Dans une vidéo diffusée dès samedi sur le site Internet de la présidence, le Premier ministre espagnol a aussi insisté sur l’objectif de coordination de la lutte contre le terrorisme, un problème préoccupant pour les Espagnols, d’autant plus que plane la menace d’une tentative « d’attentat spectaculaire » de l’ETA durant cette présidence. La coopération antiterroriste européenne serait renforcée par la création d’un comité des centres de coordination antiterroriste destiné à faciliter l’échange des informations des agences de sécurité européennes. Plus largement, l’approbation du Programme de Stockholm relatif à l’Espace européen de liberté, de sécurité et de justice est une priorité qui permettra, entre autres, d’organiser une gestion commune des problèmes d’immigration, une question préoccupante stratégique pour l’Espagne.
La lutte contre la violence faite aux femmes constitue un autre cheval de bataille de José Luis Zapatero qui a porté ses fruits au niveau national. Il entend « améliorer la capacité de l’Union à éradiquer la violence domestique » en mettant en place d’une part un Observatoire européen, chargé du diagnostic, et d’autre part un Ordre européen de protection des victimes, destiné à améliorer la sécurité des femmes menacées.

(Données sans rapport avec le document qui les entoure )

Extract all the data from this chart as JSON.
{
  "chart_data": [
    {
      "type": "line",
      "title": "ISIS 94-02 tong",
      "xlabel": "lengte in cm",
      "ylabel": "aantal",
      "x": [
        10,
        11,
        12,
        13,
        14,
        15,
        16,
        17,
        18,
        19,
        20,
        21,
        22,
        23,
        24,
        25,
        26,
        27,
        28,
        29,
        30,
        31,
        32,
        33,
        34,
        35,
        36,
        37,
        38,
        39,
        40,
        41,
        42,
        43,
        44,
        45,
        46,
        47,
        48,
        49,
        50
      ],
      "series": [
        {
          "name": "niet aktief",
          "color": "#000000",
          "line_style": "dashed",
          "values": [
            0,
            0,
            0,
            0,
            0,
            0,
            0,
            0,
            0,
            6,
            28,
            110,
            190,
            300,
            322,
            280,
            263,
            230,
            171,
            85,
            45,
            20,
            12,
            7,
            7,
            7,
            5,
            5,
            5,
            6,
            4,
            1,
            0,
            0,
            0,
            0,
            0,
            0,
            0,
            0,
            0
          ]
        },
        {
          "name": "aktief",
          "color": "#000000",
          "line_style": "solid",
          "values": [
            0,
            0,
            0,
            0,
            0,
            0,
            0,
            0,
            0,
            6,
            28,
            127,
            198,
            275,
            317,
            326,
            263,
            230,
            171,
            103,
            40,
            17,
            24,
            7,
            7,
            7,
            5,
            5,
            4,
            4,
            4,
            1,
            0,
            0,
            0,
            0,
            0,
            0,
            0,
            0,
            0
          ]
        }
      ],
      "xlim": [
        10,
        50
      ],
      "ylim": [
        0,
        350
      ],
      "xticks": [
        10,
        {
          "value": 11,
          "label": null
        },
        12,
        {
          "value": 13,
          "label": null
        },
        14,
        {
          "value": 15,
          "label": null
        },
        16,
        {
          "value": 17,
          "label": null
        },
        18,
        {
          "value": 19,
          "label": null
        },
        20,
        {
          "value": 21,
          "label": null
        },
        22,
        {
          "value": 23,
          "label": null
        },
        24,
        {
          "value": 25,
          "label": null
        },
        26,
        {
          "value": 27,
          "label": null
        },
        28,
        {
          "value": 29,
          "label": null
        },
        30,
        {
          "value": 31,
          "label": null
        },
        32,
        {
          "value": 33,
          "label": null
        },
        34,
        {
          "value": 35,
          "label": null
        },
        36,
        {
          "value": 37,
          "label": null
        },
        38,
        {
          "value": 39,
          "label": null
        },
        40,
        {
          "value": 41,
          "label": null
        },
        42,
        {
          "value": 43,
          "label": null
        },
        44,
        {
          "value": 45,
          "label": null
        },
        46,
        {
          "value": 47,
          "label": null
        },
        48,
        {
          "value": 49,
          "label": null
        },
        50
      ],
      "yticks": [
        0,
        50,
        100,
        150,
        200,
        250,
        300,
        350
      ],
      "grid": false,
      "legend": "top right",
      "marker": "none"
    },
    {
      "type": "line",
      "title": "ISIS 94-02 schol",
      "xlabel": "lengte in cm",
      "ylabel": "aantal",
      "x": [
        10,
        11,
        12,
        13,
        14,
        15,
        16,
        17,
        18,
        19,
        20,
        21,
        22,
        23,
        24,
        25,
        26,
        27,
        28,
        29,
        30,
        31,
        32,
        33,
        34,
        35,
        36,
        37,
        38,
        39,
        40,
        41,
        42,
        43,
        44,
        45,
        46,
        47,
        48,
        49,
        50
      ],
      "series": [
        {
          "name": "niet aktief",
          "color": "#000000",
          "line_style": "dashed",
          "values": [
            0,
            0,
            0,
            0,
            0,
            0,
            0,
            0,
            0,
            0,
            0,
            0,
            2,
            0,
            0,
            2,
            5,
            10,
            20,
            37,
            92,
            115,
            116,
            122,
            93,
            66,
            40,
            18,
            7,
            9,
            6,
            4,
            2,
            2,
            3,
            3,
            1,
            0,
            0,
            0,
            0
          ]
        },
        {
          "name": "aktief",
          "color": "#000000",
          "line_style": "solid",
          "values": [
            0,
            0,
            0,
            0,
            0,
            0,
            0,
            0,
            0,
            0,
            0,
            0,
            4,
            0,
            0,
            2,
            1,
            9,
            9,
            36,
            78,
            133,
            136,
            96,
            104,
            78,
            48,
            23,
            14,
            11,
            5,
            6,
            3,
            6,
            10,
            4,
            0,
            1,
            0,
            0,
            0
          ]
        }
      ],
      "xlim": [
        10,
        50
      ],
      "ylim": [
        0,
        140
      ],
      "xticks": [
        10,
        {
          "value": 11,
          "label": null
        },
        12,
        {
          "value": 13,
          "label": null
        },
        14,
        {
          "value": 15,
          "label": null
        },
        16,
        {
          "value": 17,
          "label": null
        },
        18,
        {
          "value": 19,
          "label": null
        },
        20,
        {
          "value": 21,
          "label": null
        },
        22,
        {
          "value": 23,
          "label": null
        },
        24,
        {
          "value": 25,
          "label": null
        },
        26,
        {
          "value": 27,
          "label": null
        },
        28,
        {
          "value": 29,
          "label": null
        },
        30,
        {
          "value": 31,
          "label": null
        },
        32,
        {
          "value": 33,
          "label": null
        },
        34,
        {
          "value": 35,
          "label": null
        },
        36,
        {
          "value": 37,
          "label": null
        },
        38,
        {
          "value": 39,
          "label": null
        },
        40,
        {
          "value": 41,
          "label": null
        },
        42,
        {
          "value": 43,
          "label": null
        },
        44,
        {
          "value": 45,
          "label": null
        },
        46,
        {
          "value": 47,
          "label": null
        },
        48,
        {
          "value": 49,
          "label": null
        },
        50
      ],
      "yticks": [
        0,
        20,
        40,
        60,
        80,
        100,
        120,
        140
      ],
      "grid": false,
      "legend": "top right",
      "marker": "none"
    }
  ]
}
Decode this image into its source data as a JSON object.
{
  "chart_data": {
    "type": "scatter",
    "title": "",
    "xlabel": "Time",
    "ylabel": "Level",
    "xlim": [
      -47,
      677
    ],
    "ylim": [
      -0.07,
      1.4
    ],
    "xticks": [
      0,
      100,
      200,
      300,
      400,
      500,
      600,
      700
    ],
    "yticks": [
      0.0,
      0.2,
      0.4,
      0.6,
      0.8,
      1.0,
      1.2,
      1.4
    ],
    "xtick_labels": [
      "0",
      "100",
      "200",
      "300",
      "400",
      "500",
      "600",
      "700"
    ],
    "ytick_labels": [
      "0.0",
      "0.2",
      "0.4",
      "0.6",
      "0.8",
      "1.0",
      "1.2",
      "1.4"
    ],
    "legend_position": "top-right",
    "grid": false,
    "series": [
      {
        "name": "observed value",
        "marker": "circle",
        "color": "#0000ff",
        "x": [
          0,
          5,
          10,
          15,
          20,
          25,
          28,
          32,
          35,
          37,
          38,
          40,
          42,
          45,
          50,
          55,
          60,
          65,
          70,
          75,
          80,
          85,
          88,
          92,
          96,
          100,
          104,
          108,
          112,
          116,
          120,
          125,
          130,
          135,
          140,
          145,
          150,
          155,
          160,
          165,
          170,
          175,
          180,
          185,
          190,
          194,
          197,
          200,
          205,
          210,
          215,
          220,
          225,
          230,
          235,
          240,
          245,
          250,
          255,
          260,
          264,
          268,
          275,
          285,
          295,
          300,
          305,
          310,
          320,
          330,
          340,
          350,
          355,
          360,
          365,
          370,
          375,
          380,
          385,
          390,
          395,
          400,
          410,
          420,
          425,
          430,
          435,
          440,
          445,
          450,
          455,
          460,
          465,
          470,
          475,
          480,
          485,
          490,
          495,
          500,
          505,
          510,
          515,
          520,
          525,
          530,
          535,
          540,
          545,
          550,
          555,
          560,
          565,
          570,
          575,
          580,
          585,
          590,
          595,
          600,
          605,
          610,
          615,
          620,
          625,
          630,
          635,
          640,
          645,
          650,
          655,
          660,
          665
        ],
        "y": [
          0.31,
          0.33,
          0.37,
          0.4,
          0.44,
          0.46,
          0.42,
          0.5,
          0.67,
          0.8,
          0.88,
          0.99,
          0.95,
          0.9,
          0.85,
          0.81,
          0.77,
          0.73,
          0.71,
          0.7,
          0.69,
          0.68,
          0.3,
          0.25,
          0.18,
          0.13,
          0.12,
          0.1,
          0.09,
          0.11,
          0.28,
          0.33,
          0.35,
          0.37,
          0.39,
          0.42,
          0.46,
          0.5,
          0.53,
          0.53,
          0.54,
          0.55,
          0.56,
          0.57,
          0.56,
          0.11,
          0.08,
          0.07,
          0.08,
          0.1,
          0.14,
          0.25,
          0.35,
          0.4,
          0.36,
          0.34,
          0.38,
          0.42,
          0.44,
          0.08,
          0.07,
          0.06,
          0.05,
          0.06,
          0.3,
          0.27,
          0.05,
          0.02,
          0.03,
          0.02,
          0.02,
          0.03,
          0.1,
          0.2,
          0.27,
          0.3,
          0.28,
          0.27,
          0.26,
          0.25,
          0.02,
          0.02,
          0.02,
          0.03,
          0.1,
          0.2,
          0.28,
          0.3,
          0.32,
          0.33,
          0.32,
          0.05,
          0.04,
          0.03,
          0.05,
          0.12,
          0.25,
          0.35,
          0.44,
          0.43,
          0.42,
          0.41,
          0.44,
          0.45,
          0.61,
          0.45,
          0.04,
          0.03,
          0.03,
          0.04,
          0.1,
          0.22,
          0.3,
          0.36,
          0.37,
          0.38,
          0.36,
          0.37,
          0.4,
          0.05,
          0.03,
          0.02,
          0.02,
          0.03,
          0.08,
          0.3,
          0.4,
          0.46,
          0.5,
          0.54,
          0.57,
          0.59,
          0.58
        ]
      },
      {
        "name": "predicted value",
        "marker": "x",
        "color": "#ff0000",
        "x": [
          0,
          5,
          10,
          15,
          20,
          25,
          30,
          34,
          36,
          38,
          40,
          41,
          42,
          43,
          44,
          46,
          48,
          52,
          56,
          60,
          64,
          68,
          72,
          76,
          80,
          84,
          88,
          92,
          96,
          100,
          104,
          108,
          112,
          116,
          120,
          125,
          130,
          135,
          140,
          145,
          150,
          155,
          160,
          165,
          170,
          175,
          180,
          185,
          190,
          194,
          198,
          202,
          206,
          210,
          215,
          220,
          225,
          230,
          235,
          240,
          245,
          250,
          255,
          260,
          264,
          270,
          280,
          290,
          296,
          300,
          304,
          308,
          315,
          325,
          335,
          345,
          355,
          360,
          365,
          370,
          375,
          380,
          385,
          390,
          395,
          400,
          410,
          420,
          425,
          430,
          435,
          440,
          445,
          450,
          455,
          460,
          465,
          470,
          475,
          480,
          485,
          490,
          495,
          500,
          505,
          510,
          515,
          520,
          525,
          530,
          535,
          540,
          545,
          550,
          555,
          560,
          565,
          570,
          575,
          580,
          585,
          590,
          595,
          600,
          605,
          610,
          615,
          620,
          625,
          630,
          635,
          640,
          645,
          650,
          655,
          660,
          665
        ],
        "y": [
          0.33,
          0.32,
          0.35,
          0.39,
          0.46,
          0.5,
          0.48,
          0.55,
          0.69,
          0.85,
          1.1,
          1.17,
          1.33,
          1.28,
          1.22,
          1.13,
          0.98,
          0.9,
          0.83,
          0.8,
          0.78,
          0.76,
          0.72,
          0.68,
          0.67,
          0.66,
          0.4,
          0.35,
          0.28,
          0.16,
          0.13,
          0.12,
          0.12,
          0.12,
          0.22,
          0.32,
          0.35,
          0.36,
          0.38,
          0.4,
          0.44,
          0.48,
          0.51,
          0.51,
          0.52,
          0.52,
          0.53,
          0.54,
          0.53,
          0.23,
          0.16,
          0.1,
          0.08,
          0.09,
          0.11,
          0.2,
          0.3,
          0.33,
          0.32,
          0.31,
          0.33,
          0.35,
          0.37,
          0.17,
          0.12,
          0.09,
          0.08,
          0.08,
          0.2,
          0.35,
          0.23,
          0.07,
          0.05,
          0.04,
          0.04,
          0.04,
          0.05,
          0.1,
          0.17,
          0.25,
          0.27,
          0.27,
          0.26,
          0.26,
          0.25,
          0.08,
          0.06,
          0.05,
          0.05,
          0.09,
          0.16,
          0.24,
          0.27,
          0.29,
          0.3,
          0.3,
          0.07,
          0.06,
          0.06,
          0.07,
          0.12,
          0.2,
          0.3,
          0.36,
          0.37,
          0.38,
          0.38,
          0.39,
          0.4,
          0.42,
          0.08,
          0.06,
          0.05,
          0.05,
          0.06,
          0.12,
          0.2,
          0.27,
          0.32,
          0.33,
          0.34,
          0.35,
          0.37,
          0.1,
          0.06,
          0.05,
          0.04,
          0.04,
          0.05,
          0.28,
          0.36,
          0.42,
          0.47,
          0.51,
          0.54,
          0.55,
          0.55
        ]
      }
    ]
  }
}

Dans le domaine des relations internationales de l’UE, Madrid focalise son intervention sur l’Amérique latine, le bassin méditerranéen et plus particulièrement le Maroc. L’Espagne accueillera le sixième sommet des chefs d’État entre l’UE et l’Amérique latine, le premier sommet de l’Union des pays de la méditerranée et le premier sommet UE-Maroc de l’histoire.
Le ministre espagnol des Affaires étrangères, Miguel Ángel Moratinos, fort de son expérience, souhaite en outre favoriser l’ouverture des négociations d’adhésion de la Serbie et parvenir à la création d’un État palestinien dans les prochains mois. Sa marge de manœuvre dépendra néanmoins de l’implication de la nouvelle chef de la diplomatie de l’UE. Celle-ci sera certes centrée en priorité sur la définition de la structure et l’organisation du futur service pour l’action extérieure chargé de l’assister, mais il n’est pas dit qu’elle lui cédera autant de terrain qu’il l’escompte. Le point d’orgue de ces relations sera le sommet bilatéral avec les États-Unis qui se tiendra à Madrid en mai auquel assistera en personne Barack Obama.
L’Espagne souhaite de plus lancer l’« initiative citoyenne européenne », instaurée par le Traité de Lisbonne, qui permettra à un million de citoyens de participer au processus législatif de l’Union par l’intermédiaire de la Commission ». Cette dernière doit faire une proposition de règlement en vue d’une adoption au premier semestre 2010.
La présidence enfin a affiché son intention de s’atteler à l’application de la « clause de solidarité », qui assigne à l’Union et à chaque État membre un « devoir de porter assistance à un État membre touché par une catastrophe naturelle ou par une attaque terroriste », et de défendre l’adhésion de l’UE en tant que personnalité juridique à la Convention européenne des droits de l’Homme.
Malgré l’image de consensus offerte ces derniers jours, notamment lors d’une conférence commune de presse par les deux présidents, beaucoup d’observateurs soulignent les tensions entre les deux hommes et prédisent d’inévitables difficultés compte tenu de leurs ambitions respectives.